Although colleges design placement tests to sort students into appropriate math courses, these tests are limited in scope and often funnel a wide range of students into basic college math. This alone makes college math a difficult course to teach or tutor. Furthermore, although basic college math shares a lot of material with high school algebra, the college course moves a lot more quickly and often requires more depth in the work. Therefore, it takes a particular course of action to successfully teach basic college math.

Instructions

    • 1

      Address the students' fear or lack of fear. For those expecting the class to be an easy rerun of high school, explain the differences between the classes and the higher expectations. However, many students end up having to take basic college math because they developed a fear of math. These students need to understand your goal is to make the material more understandable, not less.

    • 2

      On the very first day, give an in-depth assessment test of the skills and concepts that you feel are important for them to know coming into the class. Then, as soon as possible, meet with each student individually to address strengths and weaknesses and assign review material. Suggest that any students that might have particular difficulty start working with a tutor right away.

    • 3

      Assign at least 20 problems of homework for every class meeting and emphasize the students should complete it the night they learn the material.

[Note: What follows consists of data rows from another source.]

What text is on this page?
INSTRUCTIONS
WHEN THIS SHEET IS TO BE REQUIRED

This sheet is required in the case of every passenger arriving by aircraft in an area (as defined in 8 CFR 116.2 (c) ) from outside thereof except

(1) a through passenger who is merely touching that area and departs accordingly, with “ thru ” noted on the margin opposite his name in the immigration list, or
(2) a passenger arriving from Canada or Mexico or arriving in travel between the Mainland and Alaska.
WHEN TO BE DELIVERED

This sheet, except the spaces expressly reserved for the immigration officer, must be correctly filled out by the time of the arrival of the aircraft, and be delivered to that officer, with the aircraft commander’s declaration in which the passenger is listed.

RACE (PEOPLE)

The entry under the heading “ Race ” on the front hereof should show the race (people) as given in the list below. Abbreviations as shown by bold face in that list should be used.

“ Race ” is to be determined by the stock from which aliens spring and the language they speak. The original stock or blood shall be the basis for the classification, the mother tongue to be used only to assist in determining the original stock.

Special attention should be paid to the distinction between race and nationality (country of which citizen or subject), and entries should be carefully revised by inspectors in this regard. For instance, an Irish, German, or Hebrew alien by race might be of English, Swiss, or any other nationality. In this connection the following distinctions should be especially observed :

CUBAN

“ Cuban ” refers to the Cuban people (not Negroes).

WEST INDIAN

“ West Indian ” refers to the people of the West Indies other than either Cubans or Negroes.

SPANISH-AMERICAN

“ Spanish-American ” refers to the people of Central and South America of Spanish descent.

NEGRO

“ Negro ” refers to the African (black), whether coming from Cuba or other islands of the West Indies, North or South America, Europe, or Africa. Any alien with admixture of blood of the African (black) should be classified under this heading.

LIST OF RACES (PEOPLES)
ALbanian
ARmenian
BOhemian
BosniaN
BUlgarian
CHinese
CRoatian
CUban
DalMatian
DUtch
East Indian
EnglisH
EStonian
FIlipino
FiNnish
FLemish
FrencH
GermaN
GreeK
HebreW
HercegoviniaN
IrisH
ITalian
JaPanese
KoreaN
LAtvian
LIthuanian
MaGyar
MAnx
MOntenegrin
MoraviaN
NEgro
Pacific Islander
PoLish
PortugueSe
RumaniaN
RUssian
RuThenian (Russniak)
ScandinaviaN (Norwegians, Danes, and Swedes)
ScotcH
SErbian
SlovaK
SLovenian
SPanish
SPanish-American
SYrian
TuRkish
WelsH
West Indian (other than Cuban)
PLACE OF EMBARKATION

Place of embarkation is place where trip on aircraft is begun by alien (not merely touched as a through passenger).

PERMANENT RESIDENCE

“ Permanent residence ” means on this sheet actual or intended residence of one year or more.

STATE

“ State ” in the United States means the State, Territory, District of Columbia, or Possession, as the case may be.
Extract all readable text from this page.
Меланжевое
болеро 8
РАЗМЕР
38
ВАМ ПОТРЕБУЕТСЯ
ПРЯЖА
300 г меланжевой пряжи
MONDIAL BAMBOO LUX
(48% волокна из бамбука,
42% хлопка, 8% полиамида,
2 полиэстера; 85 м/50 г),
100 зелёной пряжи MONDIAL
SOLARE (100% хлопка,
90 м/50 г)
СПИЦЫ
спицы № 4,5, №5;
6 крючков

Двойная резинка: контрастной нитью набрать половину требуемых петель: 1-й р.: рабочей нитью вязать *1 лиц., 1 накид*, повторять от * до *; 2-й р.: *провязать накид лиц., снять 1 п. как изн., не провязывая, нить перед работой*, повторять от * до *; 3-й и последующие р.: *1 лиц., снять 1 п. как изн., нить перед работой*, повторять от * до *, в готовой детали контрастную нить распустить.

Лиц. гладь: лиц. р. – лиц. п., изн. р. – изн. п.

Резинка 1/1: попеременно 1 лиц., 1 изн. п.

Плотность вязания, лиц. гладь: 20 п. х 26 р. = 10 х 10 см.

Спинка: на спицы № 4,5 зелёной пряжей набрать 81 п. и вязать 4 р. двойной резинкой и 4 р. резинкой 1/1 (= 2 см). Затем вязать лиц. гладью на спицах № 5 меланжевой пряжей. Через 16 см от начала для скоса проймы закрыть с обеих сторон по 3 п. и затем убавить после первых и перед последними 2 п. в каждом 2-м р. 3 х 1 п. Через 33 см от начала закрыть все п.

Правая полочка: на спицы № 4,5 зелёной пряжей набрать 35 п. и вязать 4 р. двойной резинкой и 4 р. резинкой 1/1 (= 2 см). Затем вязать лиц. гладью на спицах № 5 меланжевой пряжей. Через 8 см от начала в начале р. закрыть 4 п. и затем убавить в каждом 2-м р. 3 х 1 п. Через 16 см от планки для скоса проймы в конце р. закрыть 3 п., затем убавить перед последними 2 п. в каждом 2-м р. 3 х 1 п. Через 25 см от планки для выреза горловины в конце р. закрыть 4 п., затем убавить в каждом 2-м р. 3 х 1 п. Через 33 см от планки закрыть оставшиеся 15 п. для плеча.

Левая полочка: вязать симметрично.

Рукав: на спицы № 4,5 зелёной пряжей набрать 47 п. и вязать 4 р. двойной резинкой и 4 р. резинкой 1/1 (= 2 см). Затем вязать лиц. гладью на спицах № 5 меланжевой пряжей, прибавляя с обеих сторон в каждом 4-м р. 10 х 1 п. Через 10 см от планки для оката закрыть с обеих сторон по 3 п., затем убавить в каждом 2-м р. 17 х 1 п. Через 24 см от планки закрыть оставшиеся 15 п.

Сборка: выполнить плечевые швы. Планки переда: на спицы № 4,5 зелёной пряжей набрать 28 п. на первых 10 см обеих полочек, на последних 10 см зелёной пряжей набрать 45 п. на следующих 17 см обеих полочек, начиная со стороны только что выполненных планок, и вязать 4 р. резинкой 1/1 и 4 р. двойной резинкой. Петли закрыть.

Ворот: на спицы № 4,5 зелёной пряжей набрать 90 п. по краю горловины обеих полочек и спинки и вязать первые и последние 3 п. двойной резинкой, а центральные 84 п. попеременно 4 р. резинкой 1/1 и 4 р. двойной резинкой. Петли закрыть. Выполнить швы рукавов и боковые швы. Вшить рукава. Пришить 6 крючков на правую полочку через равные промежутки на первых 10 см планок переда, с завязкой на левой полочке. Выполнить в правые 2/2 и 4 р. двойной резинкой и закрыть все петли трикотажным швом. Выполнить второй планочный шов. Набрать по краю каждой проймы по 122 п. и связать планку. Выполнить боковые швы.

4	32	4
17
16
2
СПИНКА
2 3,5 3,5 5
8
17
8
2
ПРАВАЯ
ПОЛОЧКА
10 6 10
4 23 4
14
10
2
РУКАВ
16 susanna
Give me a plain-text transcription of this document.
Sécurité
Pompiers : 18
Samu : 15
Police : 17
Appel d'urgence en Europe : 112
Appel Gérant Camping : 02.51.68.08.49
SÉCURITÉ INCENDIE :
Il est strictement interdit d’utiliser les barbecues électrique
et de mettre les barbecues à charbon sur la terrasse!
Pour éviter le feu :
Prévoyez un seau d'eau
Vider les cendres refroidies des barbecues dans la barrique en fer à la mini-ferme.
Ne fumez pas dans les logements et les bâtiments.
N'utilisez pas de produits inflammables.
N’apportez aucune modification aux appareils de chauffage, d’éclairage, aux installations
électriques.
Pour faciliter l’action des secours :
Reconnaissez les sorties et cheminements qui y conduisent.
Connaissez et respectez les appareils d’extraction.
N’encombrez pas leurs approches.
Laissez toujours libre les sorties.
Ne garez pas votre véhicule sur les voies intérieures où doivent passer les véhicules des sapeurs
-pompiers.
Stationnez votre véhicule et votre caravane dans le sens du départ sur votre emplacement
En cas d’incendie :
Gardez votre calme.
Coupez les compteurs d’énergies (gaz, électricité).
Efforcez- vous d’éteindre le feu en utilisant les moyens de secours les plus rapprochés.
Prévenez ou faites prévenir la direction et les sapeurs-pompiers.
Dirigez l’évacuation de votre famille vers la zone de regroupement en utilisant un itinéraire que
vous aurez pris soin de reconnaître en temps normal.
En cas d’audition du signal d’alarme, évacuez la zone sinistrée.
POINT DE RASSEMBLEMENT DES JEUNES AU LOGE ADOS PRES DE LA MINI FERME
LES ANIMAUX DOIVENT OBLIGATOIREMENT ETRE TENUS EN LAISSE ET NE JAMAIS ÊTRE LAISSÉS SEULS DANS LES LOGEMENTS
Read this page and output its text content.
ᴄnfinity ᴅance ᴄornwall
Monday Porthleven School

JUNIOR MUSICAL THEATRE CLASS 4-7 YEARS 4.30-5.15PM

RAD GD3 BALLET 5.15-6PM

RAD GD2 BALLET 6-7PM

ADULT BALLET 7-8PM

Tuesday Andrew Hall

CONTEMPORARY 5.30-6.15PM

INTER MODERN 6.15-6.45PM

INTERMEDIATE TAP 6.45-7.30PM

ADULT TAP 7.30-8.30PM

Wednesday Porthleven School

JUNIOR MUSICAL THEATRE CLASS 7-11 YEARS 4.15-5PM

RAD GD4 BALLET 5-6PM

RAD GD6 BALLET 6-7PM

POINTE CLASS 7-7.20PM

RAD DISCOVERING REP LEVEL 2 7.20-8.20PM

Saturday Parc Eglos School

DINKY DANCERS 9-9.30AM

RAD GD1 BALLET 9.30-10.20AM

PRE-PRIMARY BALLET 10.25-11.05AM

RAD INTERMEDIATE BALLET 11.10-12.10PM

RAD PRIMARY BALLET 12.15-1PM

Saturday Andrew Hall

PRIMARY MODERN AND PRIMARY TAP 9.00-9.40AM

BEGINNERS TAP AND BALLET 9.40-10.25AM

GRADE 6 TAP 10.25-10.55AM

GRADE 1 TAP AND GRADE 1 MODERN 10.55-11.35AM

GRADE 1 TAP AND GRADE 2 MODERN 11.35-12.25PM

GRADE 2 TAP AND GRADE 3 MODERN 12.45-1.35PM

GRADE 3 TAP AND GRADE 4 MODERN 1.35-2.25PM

Then, check every problem on each student's work to head off problems before they start. Make homework a high enough percentage of the final grade to motivate the students to finish it.

    • 4

      Spend the first few lectures teaching your students how to read, and use, a math textbook. While they should have learned this skill by college, many will have not and will balk at even trying to go to the book for help. By being intensely involved at the beginning of the semester, you will develop self-sufficient math students by the end of the semester.

    • 5

      Ask students to articulate math concepts out loud in class on a regular basis so they develop confidence with the processes and ideas. Do not expect them to know even simple math terms. Use approachable, everyday language when explaining ideas. As the students build understanding, emphasize correct use of terminology as well.

    • 6

      Challenge your students to build thinking skills so they develop critical logic abilities. These skills will benefit them in other college subjects and in the "real world." Do not skip over the word problems--tackle them head on. Have your students express math ideas in more than one modality (equation, writing, drawing). More importantly, have them practice approaching the less well-defined problems they encounter in their everyday lives. Above all, encourage questioning and curiosity.